Once Upon A Time

I used to read books other than Dr. Sear’s The Baby Book, The Nursing Mother’s Companion and the adventures of Gossie & Gertie. I used to post reviews of them, and read several books a month. Then I had Oliver, and while he’s very cute, he’s not conducive to free-time reading.

I have read a few books since Oliver’s arrival, but not nearly as many as I used to. Back in January I read Dating Jesus, mostly because we got it free via LibraryThing’s early review program. It was alright, I mostly read it to take my mind off things with Oliver and to fill time between NICU visits. Oliver came home about half-way through the book, and I found it difficult to pick up again. It had some amusing autobiographical moments, and interesting factoids about feminism and religion, but over all I felt it was sort of flat.

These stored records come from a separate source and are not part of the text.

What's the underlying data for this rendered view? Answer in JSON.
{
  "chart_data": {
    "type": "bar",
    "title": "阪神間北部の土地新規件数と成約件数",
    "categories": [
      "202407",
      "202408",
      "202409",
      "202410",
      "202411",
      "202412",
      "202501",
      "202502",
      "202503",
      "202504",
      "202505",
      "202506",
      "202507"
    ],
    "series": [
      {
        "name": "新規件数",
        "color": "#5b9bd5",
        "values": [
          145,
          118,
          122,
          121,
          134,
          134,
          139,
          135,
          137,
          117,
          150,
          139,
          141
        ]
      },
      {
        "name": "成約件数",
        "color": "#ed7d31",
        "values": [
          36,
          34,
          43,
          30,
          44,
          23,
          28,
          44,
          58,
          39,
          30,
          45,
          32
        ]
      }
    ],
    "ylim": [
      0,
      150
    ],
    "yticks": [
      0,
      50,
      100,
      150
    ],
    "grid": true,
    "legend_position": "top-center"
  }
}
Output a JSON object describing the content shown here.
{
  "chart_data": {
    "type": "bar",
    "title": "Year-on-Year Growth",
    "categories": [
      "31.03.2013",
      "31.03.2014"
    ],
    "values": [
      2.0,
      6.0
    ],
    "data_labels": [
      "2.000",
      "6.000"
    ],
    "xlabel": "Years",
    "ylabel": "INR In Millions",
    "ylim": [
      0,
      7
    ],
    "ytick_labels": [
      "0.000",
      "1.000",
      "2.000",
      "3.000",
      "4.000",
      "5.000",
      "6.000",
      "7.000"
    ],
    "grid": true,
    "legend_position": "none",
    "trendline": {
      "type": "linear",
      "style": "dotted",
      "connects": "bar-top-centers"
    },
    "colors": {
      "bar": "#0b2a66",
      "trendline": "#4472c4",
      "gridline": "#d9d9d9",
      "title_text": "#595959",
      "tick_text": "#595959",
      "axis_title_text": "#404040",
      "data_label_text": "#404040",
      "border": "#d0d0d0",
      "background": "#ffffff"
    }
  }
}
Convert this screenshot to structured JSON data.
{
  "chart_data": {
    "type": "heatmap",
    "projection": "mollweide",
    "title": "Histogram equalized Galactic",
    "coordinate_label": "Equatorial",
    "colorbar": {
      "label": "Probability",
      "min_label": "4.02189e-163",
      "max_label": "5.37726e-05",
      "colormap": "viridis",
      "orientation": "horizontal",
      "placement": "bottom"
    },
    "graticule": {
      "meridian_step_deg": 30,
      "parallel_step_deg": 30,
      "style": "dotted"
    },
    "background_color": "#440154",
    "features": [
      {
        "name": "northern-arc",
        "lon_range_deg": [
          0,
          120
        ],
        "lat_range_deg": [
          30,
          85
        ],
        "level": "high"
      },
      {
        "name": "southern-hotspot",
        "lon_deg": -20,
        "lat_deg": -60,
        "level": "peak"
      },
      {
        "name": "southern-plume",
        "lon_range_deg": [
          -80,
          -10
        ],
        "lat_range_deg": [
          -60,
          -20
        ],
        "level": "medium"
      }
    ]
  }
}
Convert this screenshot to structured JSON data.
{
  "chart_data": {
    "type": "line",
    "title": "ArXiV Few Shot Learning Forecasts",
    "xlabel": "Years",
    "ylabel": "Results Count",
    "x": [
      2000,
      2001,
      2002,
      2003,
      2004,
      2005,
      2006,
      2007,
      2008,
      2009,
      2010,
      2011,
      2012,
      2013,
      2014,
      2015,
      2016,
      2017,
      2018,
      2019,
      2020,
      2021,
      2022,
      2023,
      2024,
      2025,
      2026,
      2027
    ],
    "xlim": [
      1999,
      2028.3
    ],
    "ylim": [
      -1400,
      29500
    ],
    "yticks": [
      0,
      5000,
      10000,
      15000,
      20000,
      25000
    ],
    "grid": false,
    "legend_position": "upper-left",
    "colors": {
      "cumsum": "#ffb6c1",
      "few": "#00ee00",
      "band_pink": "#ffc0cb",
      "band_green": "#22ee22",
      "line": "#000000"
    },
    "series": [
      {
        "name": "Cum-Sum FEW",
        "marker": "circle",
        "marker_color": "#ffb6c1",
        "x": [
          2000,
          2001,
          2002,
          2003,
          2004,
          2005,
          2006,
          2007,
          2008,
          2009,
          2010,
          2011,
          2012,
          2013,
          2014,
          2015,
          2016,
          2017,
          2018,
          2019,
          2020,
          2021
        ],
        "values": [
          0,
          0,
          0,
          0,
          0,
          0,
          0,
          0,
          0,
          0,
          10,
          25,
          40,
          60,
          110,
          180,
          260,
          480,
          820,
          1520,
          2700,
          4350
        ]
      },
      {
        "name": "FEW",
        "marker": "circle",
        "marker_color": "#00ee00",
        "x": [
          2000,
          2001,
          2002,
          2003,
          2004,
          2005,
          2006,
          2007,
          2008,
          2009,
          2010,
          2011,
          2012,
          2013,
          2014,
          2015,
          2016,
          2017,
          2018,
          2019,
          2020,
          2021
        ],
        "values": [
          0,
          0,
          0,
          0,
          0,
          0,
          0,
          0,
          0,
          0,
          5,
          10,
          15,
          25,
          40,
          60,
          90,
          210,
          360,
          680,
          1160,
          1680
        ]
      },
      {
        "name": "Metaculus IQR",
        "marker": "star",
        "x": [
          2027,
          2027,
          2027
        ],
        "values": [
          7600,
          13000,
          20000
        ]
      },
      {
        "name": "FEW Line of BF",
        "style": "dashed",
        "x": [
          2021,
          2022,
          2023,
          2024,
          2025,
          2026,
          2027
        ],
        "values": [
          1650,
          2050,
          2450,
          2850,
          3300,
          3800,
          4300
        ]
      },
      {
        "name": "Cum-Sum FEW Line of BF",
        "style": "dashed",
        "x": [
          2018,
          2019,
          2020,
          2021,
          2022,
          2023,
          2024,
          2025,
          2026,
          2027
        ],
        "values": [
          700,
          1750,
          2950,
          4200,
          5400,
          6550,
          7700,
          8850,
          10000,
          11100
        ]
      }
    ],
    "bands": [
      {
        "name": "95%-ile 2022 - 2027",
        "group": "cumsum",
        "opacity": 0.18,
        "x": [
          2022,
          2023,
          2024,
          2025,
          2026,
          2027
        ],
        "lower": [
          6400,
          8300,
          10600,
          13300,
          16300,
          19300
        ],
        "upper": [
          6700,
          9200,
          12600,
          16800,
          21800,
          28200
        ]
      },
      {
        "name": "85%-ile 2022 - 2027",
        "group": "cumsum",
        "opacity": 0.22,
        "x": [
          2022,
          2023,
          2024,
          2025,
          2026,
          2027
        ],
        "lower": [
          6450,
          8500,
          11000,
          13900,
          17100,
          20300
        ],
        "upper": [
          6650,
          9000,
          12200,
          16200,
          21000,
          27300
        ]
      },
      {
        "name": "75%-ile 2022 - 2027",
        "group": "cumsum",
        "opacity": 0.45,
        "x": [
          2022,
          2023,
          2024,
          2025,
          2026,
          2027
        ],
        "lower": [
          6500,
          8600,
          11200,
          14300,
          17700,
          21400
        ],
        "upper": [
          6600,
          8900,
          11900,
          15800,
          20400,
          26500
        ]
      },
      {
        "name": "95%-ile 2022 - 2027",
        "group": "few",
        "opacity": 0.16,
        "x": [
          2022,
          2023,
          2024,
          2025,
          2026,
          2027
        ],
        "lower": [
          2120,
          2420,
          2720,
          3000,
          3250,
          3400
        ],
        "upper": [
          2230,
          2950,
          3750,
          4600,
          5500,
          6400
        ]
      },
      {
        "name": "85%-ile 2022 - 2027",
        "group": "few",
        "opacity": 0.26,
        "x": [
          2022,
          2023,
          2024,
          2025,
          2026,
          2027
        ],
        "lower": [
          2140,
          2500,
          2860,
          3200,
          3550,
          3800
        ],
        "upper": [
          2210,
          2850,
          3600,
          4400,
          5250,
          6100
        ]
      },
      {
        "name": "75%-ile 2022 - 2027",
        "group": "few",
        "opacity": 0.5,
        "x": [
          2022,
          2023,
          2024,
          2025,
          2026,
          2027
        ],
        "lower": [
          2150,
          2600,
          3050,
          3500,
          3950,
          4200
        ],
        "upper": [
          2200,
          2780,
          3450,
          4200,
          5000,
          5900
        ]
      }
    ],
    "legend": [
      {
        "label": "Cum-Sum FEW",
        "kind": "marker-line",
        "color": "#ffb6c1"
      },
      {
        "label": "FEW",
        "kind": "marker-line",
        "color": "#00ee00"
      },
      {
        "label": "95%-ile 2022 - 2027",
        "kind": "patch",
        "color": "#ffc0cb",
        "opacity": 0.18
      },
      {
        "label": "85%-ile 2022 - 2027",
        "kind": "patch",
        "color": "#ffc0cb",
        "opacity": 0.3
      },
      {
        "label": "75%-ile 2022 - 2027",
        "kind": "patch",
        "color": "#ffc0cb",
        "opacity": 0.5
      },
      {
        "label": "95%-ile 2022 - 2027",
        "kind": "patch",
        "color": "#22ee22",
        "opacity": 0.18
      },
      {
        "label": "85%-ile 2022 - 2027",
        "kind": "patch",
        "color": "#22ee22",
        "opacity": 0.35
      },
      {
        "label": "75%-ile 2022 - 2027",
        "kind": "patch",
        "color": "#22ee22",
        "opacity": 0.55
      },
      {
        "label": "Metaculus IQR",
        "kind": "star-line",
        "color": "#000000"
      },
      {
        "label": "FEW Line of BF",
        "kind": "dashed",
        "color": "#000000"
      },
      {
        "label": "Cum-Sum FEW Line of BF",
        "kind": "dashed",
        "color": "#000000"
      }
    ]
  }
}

Sometime after days and nights became more distinct I started reading a little more. In-N-Out Burger was interesting, I picked it up at Costco (you’re going to see a theme with Costco books). It is a history of the company, very straight forward, rather dry in spots, and very informative.

I am still working my way through The Irregulars. I love Roald Dahl and think his work is fairly fantastic. I was particularly fond of Going Solo, and had hoped that The Irregulars would be at least that exciting. So far it has fallen somewhat short, although I suspect if Mr. Dahl had written it himself it would have been far more entertaining.

I did throughly enjoy My Life in France, although I am ashamed to say I got the movie-tie-in version (Costco again). I read Julie & Julia quite sometime ago, and figured I should read Julia Child’s book as well (I also picked up a copy of Mastering the Art of French Cooking). I enjoyed My Life in France more than I enjoyed Julie and Julia. I think this is in part because Mrs. Child can write well, and she actually did something. My Life gets a little tedious in the middle when she talks about editing the Mastering the Art but over all it is an enjoyable read.

Occasionally I read books with no redeeming value, and Clive Cussler’s Dragon was one of them (yes, Costco again). Gavin saw it on my nightstand and asked why I was reading such garbage, well, I’m reading it precisely because it has no redeeming intellectual value and my brain needs a vacation. I remember very little of it, other than it was classic Cussler: formulaic, predictable, and it had Dirk Pitt.

Pride & Prejudice & Zombies needed more zombies and less Jane Austen. If I had not seen the movie (thank goodness for Oxygen!) I would have been totally lost. I mentioned this to Gavin and he was quick to criticize my analytical reading abilities. I disagree, my analytical reading abilities are just fine, the problem is Jane Austen: my brain simply isn’t made to read chick lit, regardless of what century it was written in. The most chick-litty stuff we have is by Erma Bombeck, and she is far more amusing than Jane Austen.

I must admit I was most amused by the Questions for Discussion in the back of P&P&Z, they reminded me of essays for high school english, and the person compiling them seemed very hung up on the idea that Elizabeth might be a lesbian. Clearly all of literature really is about sex, even if/when it includes cauliflower eating zombies.

Most recently I have finished The Monster of Florence. It does not make for the best bedtime reading as it discusses the gruesome murders of young lovers in their cars in the hills around Florence, Italy. It is however, quite interesting, if not somewhat depressing as it discusses the epic failings of the italian justice system.

Currently I am trying to finish reading Marie Antoinette: The Journey. I last attempted to read it in February of 2008, and I agree with my previous assessment:

“Do not read the book unless you have to for a French history class (or a biography class studying women, even then I can suggest several better books about far more interesting women of that approximate time).”

Marie Antoinette does not get any better with time. Sadly, I fear this book may end up back on the shelf, only half read. If you want to read books about exciting women, I can happily recommend books on Kaiserin Elisabeth or Eleanor of Aquitaine.

I think I have summed up all the books I have read so far this year. I may have read one or two more (probably books on how to raise children), but none that were particularly memorable. I did get rid of a few books on how to raise children because they made me feel like a failure, I wanted to burn them, but Gavin convinced me that donating them was a much better idea.